When Jonathan Pokluda was preparing to speak at a college worship gathering at Auburn University in the fall of 2023, the Waco, Texas, pastor was expecting a respectable crowd: maybe 500 students. After all, it was smack in the middle of football season in Alabama, and the event had only been in the works six weeks.
In fact, Pokluda had initially declined on such short notice. Yet a small but burgeoning group of college coeds and a prayer-warring Bible study mentor named Tonya Prewett, wife of Auburn assistant basketball coach Chad Prewett, had been pleading with God to move on their campus.
Pokluda, who was a friend of Prewett’s son-in-law, was stunned when he walked into Neville Arena that evening. Instead of 500, some 5,000 students were waiting to hear Passion Music, Bible teacher Jennie Allen, and Pokluda.
“There was just this palpable hunger and thirst for Christ and the sense that it was the prayers of other people that I was walking into, which was really humbling,” Pokluda recalled.
He preached a message from 1 Thessalonians 4 about sexual bondage and the freedom that Christ offers. After Pokluda finished and Allen had spoken, Allen wrapped up the meeting by reading text messages from students who had made decisions, including a student who wanted to be baptized right then.

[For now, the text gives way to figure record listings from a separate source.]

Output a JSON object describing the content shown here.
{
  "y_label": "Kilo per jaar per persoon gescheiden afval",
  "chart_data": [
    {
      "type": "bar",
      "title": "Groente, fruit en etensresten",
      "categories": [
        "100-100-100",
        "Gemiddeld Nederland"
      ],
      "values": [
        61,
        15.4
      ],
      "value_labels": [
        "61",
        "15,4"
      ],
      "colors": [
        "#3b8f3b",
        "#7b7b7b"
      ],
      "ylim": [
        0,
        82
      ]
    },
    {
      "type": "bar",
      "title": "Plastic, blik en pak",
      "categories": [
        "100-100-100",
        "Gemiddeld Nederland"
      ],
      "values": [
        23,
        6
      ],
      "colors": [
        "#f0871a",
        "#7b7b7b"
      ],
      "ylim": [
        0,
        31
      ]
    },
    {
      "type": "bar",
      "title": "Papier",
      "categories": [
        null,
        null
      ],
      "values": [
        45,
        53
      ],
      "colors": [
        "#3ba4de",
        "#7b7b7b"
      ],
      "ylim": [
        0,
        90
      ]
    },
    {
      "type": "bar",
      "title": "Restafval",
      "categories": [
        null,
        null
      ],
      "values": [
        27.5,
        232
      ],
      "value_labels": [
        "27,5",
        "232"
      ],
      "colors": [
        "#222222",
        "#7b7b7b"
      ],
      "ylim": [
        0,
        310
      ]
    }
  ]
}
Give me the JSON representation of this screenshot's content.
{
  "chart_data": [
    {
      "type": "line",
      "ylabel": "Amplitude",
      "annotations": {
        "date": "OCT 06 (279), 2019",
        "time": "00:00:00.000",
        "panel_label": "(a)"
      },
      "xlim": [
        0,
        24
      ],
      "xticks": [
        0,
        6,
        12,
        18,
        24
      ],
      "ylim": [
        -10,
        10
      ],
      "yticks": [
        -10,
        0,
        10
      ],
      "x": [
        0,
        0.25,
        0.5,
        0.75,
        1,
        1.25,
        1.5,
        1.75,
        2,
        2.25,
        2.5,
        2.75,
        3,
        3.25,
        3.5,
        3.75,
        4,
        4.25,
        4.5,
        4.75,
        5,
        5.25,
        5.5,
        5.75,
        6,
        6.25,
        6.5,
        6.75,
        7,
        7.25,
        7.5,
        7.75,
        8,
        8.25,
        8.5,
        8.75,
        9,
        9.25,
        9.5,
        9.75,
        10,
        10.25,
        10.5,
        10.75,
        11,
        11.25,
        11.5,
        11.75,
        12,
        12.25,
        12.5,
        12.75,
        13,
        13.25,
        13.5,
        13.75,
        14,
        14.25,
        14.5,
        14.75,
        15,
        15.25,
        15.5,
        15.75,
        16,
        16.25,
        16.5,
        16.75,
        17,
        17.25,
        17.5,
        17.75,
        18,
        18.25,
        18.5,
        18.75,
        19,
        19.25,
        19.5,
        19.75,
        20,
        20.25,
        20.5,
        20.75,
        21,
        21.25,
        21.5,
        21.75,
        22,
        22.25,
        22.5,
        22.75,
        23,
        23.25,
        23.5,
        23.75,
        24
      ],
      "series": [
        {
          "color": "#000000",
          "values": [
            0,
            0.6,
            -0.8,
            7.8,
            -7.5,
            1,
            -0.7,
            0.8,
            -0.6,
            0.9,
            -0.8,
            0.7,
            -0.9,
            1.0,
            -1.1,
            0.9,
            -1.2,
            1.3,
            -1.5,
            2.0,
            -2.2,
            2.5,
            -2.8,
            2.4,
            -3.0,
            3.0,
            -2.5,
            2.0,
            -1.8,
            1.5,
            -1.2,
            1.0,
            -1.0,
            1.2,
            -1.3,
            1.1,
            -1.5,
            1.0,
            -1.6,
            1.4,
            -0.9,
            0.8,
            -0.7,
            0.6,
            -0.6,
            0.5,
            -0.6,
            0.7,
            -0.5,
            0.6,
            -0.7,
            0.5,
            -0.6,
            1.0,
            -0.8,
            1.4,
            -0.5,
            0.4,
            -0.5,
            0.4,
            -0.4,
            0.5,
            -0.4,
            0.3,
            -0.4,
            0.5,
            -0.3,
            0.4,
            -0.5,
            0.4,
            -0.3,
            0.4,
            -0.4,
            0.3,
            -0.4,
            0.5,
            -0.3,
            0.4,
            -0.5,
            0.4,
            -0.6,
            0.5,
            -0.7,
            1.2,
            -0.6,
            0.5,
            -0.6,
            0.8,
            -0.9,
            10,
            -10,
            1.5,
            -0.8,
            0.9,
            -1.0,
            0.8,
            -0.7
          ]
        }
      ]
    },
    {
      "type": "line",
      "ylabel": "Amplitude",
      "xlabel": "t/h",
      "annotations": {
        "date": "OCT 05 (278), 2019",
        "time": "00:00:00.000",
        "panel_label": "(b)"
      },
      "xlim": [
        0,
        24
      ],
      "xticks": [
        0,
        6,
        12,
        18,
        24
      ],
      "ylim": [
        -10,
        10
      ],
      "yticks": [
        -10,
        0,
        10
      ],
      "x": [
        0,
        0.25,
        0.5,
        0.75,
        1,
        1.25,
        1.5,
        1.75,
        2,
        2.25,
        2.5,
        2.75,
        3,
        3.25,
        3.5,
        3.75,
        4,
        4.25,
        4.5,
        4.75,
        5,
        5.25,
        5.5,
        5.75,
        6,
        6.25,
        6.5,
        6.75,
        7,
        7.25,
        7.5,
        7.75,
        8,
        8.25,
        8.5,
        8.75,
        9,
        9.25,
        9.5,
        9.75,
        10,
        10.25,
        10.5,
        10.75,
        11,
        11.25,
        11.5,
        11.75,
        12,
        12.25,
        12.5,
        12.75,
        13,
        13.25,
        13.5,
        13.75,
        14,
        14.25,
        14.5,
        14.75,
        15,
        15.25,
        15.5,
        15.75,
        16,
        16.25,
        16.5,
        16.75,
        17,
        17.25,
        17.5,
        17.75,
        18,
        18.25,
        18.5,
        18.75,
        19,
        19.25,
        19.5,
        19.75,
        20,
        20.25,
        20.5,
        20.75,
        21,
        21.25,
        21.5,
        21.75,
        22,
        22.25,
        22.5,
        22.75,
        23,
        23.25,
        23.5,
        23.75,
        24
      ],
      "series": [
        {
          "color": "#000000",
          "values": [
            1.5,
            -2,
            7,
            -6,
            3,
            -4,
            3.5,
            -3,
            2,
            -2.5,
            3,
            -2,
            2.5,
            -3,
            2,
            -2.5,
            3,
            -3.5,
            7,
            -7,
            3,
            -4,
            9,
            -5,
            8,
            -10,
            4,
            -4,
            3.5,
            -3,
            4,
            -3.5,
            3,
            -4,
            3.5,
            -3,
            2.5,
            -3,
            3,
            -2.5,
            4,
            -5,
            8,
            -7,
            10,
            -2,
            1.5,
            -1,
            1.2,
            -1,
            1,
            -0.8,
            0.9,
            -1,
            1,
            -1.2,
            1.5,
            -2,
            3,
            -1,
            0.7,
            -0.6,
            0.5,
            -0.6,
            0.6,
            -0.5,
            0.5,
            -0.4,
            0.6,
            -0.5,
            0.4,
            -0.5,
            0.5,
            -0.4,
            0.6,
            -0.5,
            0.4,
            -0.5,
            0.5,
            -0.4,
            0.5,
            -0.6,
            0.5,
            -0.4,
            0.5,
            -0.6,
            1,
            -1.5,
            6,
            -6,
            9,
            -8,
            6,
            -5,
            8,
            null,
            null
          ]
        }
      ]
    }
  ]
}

“Is there water nearby?” Pokluda recalled Allen asking.
Within minutes, several thousand students were leaving the arena and walking a few blocks to a nearby landmark, the Red Barn, which sits adjacent to a pond.
“We ended up baptizing 350 college students,” Pokluda said. “And it wasn’t a line-up and dunk. Some of them were 20-minute Gospel conversations. … All of us knew at the end of that night that a movement had started.”